Keywords

1 Introduction

Facial expressions are part of the human body’s language. It is a physical and psychological response commonly used to convey feelings. Therefore facial expression recognition (FER) in the human-computer interaction is very important. In order to conduct the interaction, the machine needs to recognize the human facial expression to perceive their feeling. Considering that the expression often contains rich emotional information, the application of this task is very extensive.

FER is generally considered as a classification problem. Many people have done a lot of research in this field before. Overall, these studies can be divided into two categories: frame-based methods and sequence-based methods [1, 7, 15, 20, 24, 28]. Because facial expressions are generally considered as a movement process, extracting useful temporal and spatial features is very helpful for facial expression recognition. Therefore, the recognition methods based on the image sequence are generally considered to be superior to the methods based on a still single frame [7, 15].

However, the above methods are mainly based on the entire human face. In facial expression recognition tasks, the major changes in expression are often concentrated in several subtle facial regions. Humans can accurately recognize the category of expression through several key areas of the face, such as forehead, mouth, and brow. Therefore, the weights in different areas of the feature maps should be different.

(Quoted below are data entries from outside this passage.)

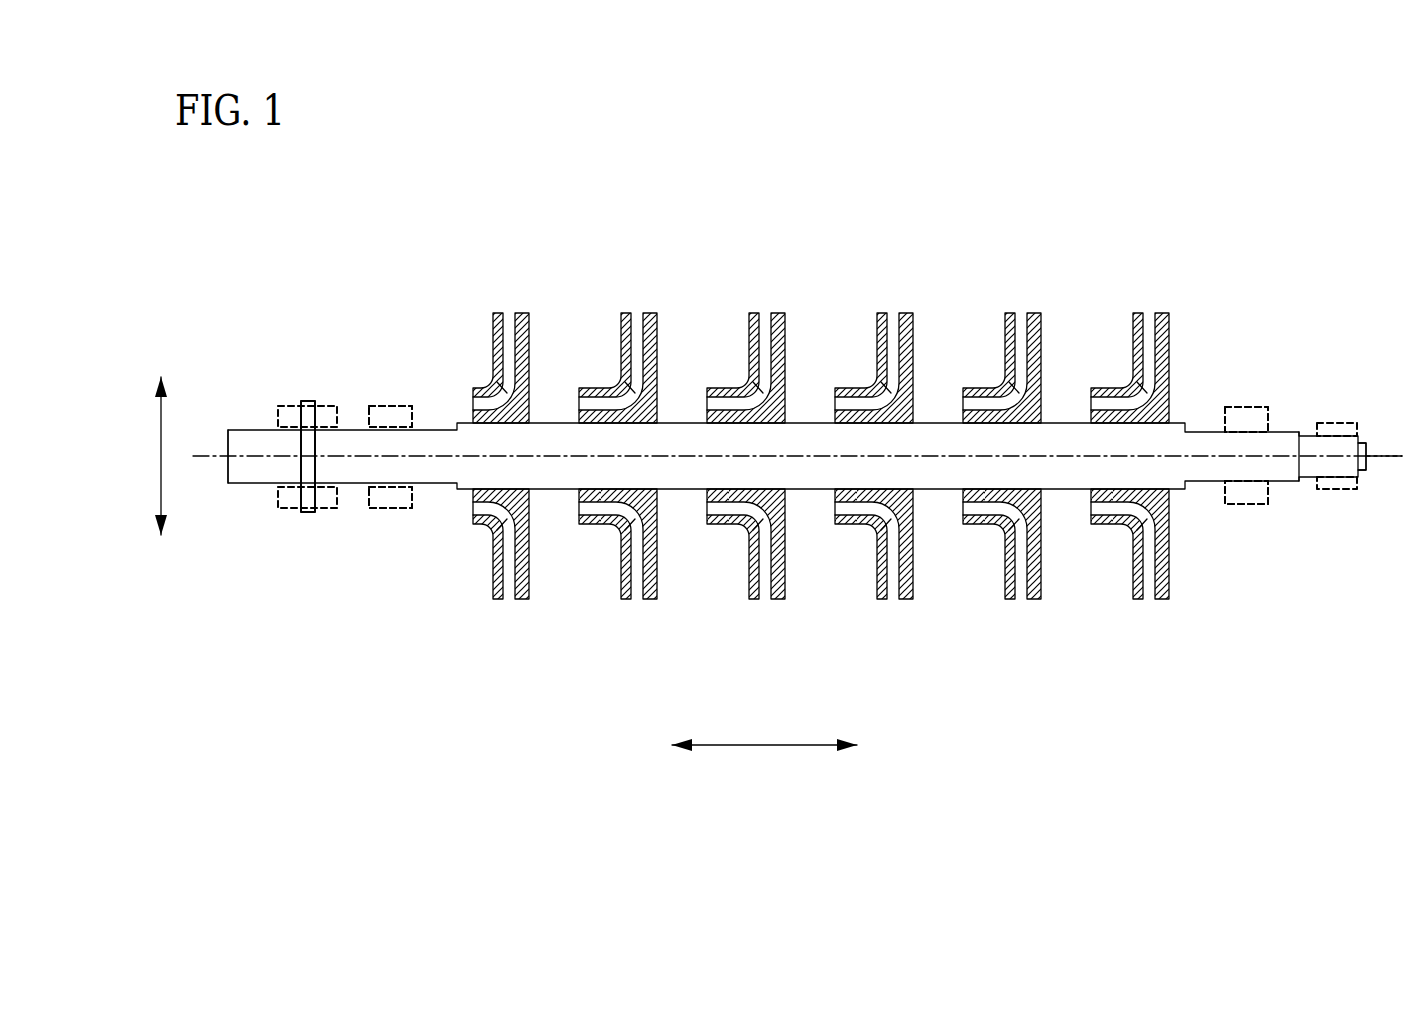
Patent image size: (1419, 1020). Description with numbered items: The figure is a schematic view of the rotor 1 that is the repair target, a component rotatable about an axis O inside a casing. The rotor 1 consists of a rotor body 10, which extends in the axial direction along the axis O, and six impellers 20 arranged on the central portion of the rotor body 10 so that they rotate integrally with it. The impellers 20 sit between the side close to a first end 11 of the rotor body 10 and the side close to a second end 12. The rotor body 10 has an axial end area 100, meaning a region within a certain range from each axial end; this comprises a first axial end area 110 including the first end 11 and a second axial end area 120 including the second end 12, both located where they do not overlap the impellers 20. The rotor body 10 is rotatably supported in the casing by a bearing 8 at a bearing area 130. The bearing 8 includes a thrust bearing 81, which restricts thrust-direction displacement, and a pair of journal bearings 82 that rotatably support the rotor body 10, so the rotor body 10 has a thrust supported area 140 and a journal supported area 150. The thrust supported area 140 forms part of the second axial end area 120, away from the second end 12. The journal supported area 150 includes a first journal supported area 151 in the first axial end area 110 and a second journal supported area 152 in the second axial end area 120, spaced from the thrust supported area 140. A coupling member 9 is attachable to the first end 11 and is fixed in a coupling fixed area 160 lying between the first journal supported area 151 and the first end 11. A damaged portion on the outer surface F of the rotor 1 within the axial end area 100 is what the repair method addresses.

The rotor 1 is at (1313, 213).
The bearing 8 is at (772, 414).
The coupling member 9 is at (1340, 470).
The rotor body 10 is at (1183, 417).
The first end 11 is at (1367, 462).
The second end 12 is at (228, 469).
The impeller 20 is at (521, 313).
The thrust bearing 81 is at (393, 487).
The journal bearing 82 is at (292, 487).
The axial end area 100 is at (817, 560).
The first axial end area 110 is at (1393, 633).
The second axial end area 120 is at (485, 633).
The bearing area 130 is at (759, 518).
The thrust supported area 140 is at (338, 522).
The journal supported area 150 is at (825, 520).
The first journal supported area 151 is at (1270, 522).
The second journal supported area 152 is at (365, 522).
The coupling fixed area 160 is at (1313, 522).
The outer surface F is at (1302, 432).
The axis O is at (1385, 457).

In this paper, we first propose cross-channel region-wise attention network (CCRAN), trying to find the relationship between the different regions of the feature map. We hope to improve the network’s ability to express specific image regions by introducing the cross-channel region-wise squeeze and excitation (CCSE) branch. Through this branch, we expect to re-calibrate features and enhance the image regional sensitivity of the network without introducing additional information.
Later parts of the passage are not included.